Saturday 23 September 2017

Waterford wary of Fitz factor -- Walsh

Michael Ennis, Down, in action against Eddie Walsh, left, and Michael Walsh, London. Christy Ring Cup Semi-Final, Down v London, Pairc Esler, Newry, Co. Down. Photo: Sportsfile
Michael Ennis, Down, in action against Eddie Walsh, left, and Michael Walsh, London. Christy Ring Cup Semi-Final, Down v London, Pairc Esler, Newry, Co. Down. Photo: Sportsfile
Colm Keys

Colm Keys

Anyone who knows Michael 'Brick' Walsh will appreciate that he is not given to overstatement. There are few more reticent hurlers around.

So, when he singles out two games in the last three months that were as big as anything else he has been involved in during a 10-year career with Waterford, which encompasses one of the county's most glorious spells, then you know that's the way he feels.

As captain for the second time, 'Brick' will have felt the pressure more than most -- especially when John Mullane's brief sabbatical came in the days when he was overlooked for captaincy at the expense of 2007 league-winning skipper Walsh.

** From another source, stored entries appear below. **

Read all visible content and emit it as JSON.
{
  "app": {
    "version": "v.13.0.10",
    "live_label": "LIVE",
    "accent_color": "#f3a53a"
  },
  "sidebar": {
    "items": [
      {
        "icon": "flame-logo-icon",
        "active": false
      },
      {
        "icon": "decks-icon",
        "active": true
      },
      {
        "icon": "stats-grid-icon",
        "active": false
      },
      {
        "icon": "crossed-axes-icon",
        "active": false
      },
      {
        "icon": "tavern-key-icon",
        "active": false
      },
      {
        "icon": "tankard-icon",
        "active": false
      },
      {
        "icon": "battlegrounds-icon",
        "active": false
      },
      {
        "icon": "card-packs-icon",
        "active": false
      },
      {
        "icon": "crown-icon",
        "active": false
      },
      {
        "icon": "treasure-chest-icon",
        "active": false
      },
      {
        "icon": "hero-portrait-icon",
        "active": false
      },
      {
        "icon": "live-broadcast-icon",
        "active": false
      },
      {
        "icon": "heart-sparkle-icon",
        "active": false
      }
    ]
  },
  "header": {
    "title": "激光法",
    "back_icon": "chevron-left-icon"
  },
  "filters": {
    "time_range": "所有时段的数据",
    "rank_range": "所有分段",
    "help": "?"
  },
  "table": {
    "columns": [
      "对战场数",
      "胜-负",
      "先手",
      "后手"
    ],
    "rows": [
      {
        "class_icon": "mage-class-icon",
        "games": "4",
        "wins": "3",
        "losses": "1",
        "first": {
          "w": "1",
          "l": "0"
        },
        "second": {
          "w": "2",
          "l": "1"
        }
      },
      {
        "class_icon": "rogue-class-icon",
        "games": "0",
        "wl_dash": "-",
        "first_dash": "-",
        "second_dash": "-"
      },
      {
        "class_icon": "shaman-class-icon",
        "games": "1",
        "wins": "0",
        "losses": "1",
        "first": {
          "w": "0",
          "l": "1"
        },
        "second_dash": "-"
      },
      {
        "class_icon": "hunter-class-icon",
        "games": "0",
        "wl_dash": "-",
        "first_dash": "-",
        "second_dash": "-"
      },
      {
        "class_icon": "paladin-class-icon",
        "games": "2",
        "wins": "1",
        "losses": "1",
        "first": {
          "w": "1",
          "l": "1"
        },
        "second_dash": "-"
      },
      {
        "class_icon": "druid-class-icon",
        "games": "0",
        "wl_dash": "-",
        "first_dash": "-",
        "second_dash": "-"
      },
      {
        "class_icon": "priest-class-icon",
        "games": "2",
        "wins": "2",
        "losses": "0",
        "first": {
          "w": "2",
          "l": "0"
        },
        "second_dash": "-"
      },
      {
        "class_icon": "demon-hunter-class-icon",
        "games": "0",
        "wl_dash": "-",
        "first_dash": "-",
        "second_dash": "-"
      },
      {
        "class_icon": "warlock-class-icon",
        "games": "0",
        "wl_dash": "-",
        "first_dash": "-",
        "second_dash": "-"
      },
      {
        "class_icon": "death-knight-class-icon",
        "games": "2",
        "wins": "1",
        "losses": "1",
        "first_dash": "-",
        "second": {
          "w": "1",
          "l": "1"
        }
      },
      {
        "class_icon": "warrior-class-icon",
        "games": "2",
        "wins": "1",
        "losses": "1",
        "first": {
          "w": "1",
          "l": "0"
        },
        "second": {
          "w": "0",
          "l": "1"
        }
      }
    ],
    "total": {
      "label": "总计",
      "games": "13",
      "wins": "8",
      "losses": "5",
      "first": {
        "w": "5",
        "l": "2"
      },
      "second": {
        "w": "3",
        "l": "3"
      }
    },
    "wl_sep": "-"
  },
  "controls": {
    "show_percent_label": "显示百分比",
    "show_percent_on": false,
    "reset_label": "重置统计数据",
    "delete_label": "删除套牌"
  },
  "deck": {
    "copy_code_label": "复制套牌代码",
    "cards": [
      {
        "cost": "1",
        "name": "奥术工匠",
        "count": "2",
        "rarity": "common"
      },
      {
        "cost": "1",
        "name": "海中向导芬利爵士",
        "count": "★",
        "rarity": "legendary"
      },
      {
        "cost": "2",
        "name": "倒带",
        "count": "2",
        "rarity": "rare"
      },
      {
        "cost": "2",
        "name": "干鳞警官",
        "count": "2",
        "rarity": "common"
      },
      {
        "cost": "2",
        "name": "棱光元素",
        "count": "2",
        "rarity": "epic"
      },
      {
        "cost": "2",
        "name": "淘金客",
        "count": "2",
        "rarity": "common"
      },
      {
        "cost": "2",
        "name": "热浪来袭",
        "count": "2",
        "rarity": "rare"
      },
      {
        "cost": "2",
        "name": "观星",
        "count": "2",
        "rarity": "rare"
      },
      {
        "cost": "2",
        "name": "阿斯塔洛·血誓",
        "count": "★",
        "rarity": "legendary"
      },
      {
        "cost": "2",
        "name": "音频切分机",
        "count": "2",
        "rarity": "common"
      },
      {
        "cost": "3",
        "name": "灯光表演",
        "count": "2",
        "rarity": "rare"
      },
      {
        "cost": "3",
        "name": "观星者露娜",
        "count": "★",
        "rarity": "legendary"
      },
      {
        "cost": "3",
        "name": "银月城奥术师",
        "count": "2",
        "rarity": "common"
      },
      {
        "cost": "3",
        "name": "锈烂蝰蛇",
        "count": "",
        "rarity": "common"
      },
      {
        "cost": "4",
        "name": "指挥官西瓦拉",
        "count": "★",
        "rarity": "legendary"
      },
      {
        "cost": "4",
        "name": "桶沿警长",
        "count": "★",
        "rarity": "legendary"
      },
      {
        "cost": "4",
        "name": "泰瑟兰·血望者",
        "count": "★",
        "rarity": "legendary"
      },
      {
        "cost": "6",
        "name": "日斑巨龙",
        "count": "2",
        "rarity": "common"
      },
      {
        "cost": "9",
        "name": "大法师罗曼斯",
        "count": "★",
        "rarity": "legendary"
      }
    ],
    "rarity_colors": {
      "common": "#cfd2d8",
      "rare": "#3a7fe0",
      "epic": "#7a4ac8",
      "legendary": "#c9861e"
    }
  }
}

The chronology of that created its own whiff of suspicion. And, when results went against them and performances began to collapse over the opening three rounds of the league against Kilkenny, Tipperary and Cork, the pressure built.

With Mullane out of the picture, Eoin Kelly overlooked and Michael Ryan seemingly struggling with the role, Waterford looked like they were in free-fall. The departure of two selectors, Nicky Cashin and Brother Philip Ryan, only added to that narrative.

So that was the context of their journey to Pearse Stadium to meet a Galway team that was dealing comfortably with an abbreviated top flight up to then.

That week, Mullane and Kelly came back into the picture and Ken McGrath joined the back-room staff, but the pressure still didn't abate.

For Walsh, a veteran of six Munster finals, the importance of those two weekends to round off Division 1A cannot be over-stressed. "In my time playing, it was one of the biggest wins we've had," he said of the match in Salthill.

wished

"Getting the win over Galway and then beating Dublin really lifted the players in Waterford," added Walsh, who will lead the team out against Clare in the first of the Munster hurling championship semi-finals on Sunday.

"It had been a poor league up to then, but it ended on a high point against Dublin in Dungarvan.

"We knew we were up for that Galway game. To be fair to Galway, they wouldn't have played as well as they would have wished. We were just right going into that game and we knew there was a big performance in us."

Walsh acknowledges that a county like Waterford just can't afford to be without any of their big names and identifies the return of Mullane and Kelly as a crucial turning point.

"Having the lads coming back into the fold was a huge lift for us and they obviously drove things on for us and played well," he said.

"At the end of the day, it was 30 players pulling together to get the job done."

Walsh admits that the respect from within the Waterford dressing-room for Clare boss Davy Fitzgerald is huge.

"He did a great job with Waterford over the last couple of years. Obviously, Davy is top class and he will have Clare well prepared for the game, but it's what will happen between the white lines that will determine the outcome."

Waterford have not played a competitive match since beating Dublin all of 10 weeks ago -- the longest break there has been for any team -- but Walsh is unconcerned by that.

"It's a long break, but we've had some good club activity to occupy us," he added.